Choosing The Best Method
Scenario shortcuts:
- Old company laptop will be reused: whole-drive wipe or secure erase.
- Failed hard drive with patient records: physical destruction plus certificate.
- Magnetic hard drive disposal: shred, drill, incinerate, or degauss.
- SSD disposal: shred or use SSD secure erase/crypto erase; do not degauss.
- One file must be removed but the drive stays in use: file-level secure delete.
- Drive is encrypted and being retired: crypto erase may be appropriate if policy allows it.
Commands To Enter
Only run these against disposable test files. Do not run wipe commands against real drives in this course unless you intentionally want to destroy data.
Windows PowerShell:
New-Item -ItemType Directory -Path "$env:USERPROFILE\AplusDataDestructionLab"
What it does:
- Creates a safe lab folder in your user profile.

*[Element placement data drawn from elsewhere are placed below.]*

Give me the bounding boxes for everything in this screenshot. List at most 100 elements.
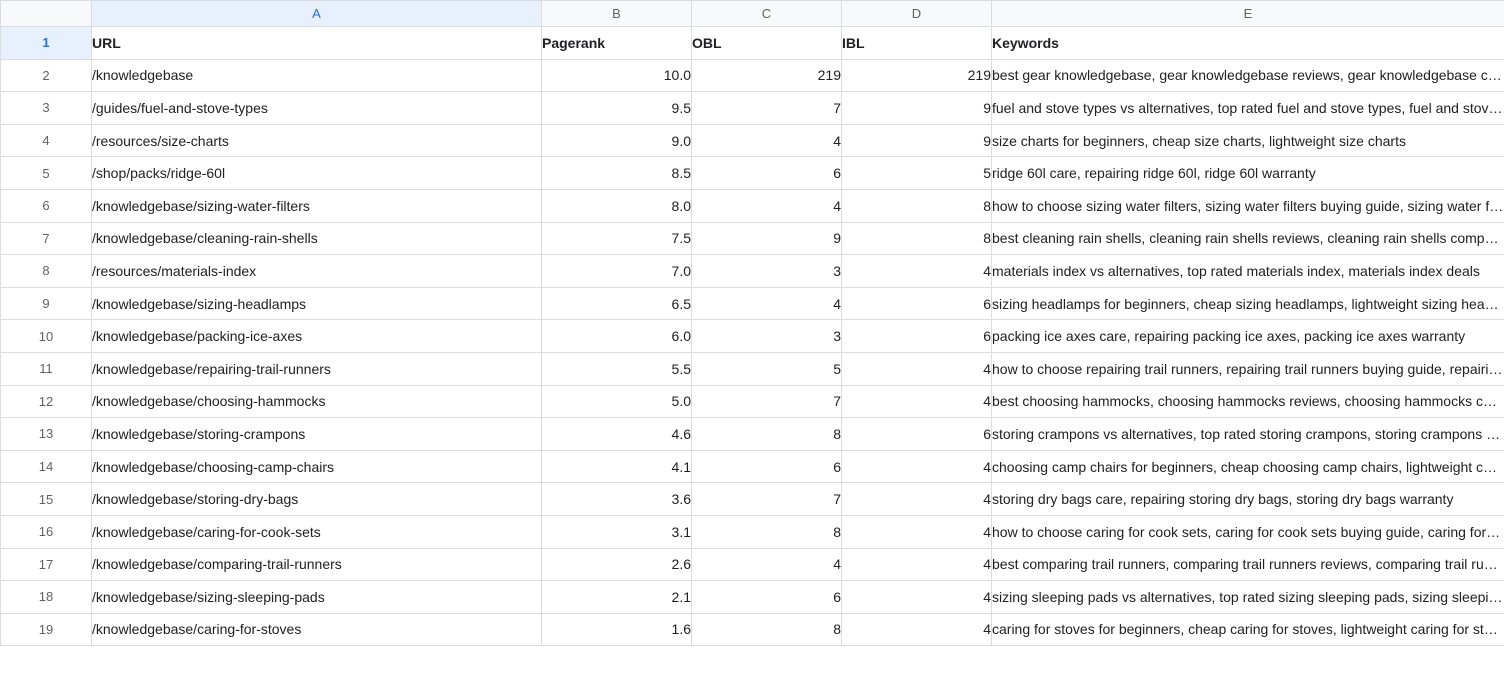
cell-ibl[interactable]: 5 <box>841 156 992 190</box>
row-number[interactable]: 6 <box>0 188 92 223</box>
row-number[interactable]: 11 <box>0 351 92 386</box>
select-all-corner[interactable] <box>0 0 92 27</box>
cell-obl[interactable]: 6 <box>691 156 842 190</box>
column-header-c[interactable]: C <box>691 0 842 27</box>
cell-keywords[interactable]: packing ice axes care, repairing packing… <box>991 319 1504 353</box>
cell-obl[interactable]: 9 <box>691 221 842 256</box>
row-number[interactable]: 3 <box>0 91 92 125</box>
row-number[interactable]: 8 <box>0 254 92 288</box>
row-number[interactable]: 14 <box>0 449 92 484</box>
cell-url[interactable]: /knowledgebase/sizing-sleeping-pads <box>91 580 542 614</box>
cell-ibl[interactable]: 6 <box>841 319 992 353</box>
cell-obl[interactable]: 7 <box>691 384 842 419</box>
cell-pagerank[interactable]: 2.1 <box>541 580 692 614</box>
row-number[interactable]: 17 <box>0 547 92 582</box>
column-header-e[interactable]: E <box>991 0 1504 27</box>
cell-ibl[interactable]: 4 <box>841 547 992 582</box>
cell-url-header[interactable]: URL <box>91 26 542 60</box>
cell-url[interactable]: /knowledgebase/comparing-trail-runners <box>91 547 542 582</box>
cell-url[interactable]: /knowledgebase/storing-dry-bags <box>91 482 542 516</box>
cell-pagerank[interactable]: 7.5 <box>541 221 692 256</box>
cell-url[interactable]: /knowledgebase/cleaning-rain-shells <box>91 221 542 256</box>
cell-ibl[interactable]: 6 <box>841 286 992 321</box>
cell-keywords[interactable]: best cleaning rain shells, cleaning rain… <box>991 221 1504 256</box>
row-number[interactable]: 2 <box>0 58 92 93</box>
cell-keywords[interactable]: sizing sleeping pads vs alternatives, to… <box>991 580 1504 614</box>
cell-obl[interactable]: 8 <box>691 514 842 549</box>
cell-url[interactable]: /knowledgebase/packing-ice-axes <box>91 319 542 353</box>
cell-pagerank[interactable]: 5.0 <box>541 384 692 419</box>
cell-ibl[interactable]: 4 <box>841 612 992 647</box>
cell-keywords[interactable]: caring for stoves for beginners, cheap c… <box>991 612 1504 647</box>
cell-keywords[interactable]: materials index vs alternatives, top rat… <box>991 254 1504 288</box>
cell-url[interactable]: /knowledgebase <box>91 58 542 93</box>
cell-pagerank[interactable]: 2.6 <box>541 547 692 582</box>
cell-url[interactable]: /knowledgebase/choosing-camp-chairs <box>91 449 542 484</box>
cell-ibl[interactable]: 4 <box>841 449 992 484</box>
cell-url[interactable]: /guides/fuel-and-stove-types <box>91 91 542 125</box>
cell-pagerank[interactable]: 3.1 <box>541 514 692 549</box>
row-number[interactable]: 19 <box>0 612 92 647</box>
cell-obl[interactable]: 7 <box>691 91 842 125</box>
cell-url[interactable]: /knowledgebase/caring-for-stoves <box>91 612 542 647</box>
row-number[interactable]: 10 <box>0 319 92 353</box>
cell-url[interactable]: /knowledgebase/sizing-headlamps <box>91 286 542 321</box>
cell-obl[interactable]: 4 <box>691 123 842 158</box>
cell-url[interactable]: /knowledgebase/caring-for-cook-sets <box>91 514 542 549</box>
cell-keywords[interactable]: choosing camp chairs for beginners, chea… <box>991 449 1504 484</box>
column-header-d[interactable]: D <box>841 0 992 27</box>
row-number[interactable]: 15 <box>0 482 92 516</box>
column-header-b[interactable]: B <box>541 0 692 27</box>
cell-url[interactable]: /knowledgebase/sizing-water-filters <box>91 188 542 223</box>
cell-keywords[interactable]: storing dry bags care, repairing storing… <box>991 482 1504 516</box>
cell-pagerank[interactable]: 4.1 <box>541 449 692 484</box>
cell-keywords[interactable]: size charts for beginners, cheap size ch… <box>991 123 1504 158</box>
cell-keywords[interactable]: ridge 60l care, repairing ridge 60l, rid… <box>991 156 1504 190</box>
cell-pagerank[interactable]: 9.0 <box>541 123 692 158</box>
cell-ibl[interactable]: 4 <box>841 351 992 386</box>
cell-url[interactable]: /resources/materials-index <box>91 254 542 288</box>
cell-ibl[interactable]: 4 <box>841 580 992 614</box>
cell-pagerank[interactable]: 4.6 <box>541 417 692 451</box>
cell-ibl[interactable]: 4 <box>841 482 992 516</box>
row-number[interactable]: 13 <box>0 417 92 451</box>
cell-pagerank-header[interactable]: Pagerank <box>541 26 692 60</box>
cell-keywords[interactable]: sizing headlamps for beginners, cheap si… <box>991 286 1504 321</box>
cell-ibl[interactable]: 9 <box>841 123 992 158</box>
row-number[interactable]: 9 <box>0 286 92 321</box>
cell-pagerank[interactable]: 5.5 <box>541 351 692 386</box>
cell-obl[interactable]: 4 <box>691 286 842 321</box>
cell-pagerank[interactable]: 10.0 <box>541 58 692 93</box>
cell-obl-header[interactable]: OBL <box>691 26 842 60</box>
cell-ibl-header[interactable]: IBL <box>841 26 992 60</box>
cell-ibl[interactable]: 4 <box>841 384 992 419</box>
cell-pagerank[interactable]: 1.6 <box>541 612 692 647</box>
row-number[interactable]: 16 <box>0 514 92 549</box>
cell-url[interactable]: /shop/packs/ridge-60l <box>91 156 542 190</box>
cell-obl[interactable]: 4 <box>691 188 842 223</box>
row-number[interactable]: 18 <box>0 580 92 614</box>
cell-pagerank[interactable]: 8.5 <box>541 156 692 190</box>
row-number[interactable]: 1 <box>0 26 92 60</box>
cell-obl[interactable]: 7 <box>691 482 842 516</box>
cell-obl[interactable]: 6 <box>691 449 842 484</box>
cell-obl[interactable]: 6 <box>691 580 842 614</box>
cell-obl[interactable]: 3 <box>691 254 842 288</box>
cell-pagerank[interactable]: 3.6 <box>541 482 692 516</box>
cell-ibl[interactable]: 6 <box>841 417 992 451</box>
cell-obl[interactable]: 8 <box>691 612 842 647</box>
row-number[interactable]: 4 <box>0 123 92 158</box>
cell-obl[interactable]: 5 <box>691 351 842 386</box>
cell-url[interactable]: /resources/size-charts <box>91 123 542 158</box>
cell-ibl[interactable]: 8 <box>841 221 992 256</box>
cell-pagerank[interactable]: 6.0 <box>541 319 692 353</box>
cell-obl[interactable]: 8 <box>691 417 842 451</box>
cell-pagerank[interactable]: 9.5 <box>541 91 692 125</box>
cell-pagerank[interactable]: 8.0 <box>541 188 692 223</box>
cell-obl[interactable]: 219 <box>691 58 842 93</box>
cell-keywords[interactable]: best choosing hammocks, choosing hammock… <box>991 384 1504 419</box>
cell-pagerank[interactable]: 7.0 <box>541 254 692 288</box>
row-number[interactable]: 5 <box>0 156 92 190</box>
cell-ibl[interactable]: 4 <box>841 514 992 549</box>
cell-keywords[interactable]: how to choose repairing trail runners, r… <box>991 351 1504 386</box>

"Practice data" | Set-Content "$env:USERPROFILE\AplusDataDestructionLab\test.txt"
What it does:
- Creates a small test file for the lab.
Remove-Item "$env:USERPROFILE\AplusDataDestructionLab\test.txt"
What it does:
- Deletes the test file.
- This is normal deletion, not secure destruction.
Get-Volume
What it does:
- Lists mounted volumes and file systems.
- Use it for inspection only in this section.
Linux:
mkdir -p ~/aplus-data-destruction-lab
What it does:
- Creates a safe lab folder in your home directory.
printf "Practice data\n" > ~/aplus-data-destruction-lab/test.txt
What it does:
- Creates a small test file.
rm ~/aplus-data-destruction-lab/test.txt
What it does:
- Deletes the test file.
- This is normal deletion, not secure destruction.
lsblk -f
What it does:
- Lists block devices and file systems.
- Use it to identify storage types for inspection only.
macOS:
mkdir -p ~/aplus-data-destruction-lab
What it does:
- Creates a safe lab folder on the Mac.
printf "Practice data\n" > ~/aplus-data-destruction-lab/test.txt
What it does:
- Creates a small test file.
rm ~/aplus-data-destruction-lab/test.txt
What it does:
- Deletes the test file.
- This is normal deletion, not secure destruction.
diskutil list
What it does:
- Lists disks and partitions.
- Use it for inspection only.
Quick Checks
You should be able to answer:
- Why is normal delete not secure destruction?
- What is the difference between quick format and regular format?
- When should you use whole-drive wiping?
- Why does degaussing not work on SSDs?
- When is a certificate of destruction needed?
- What method would you choose for a drive that must be reused?
- What method would you choose for regulated data on a retired drive?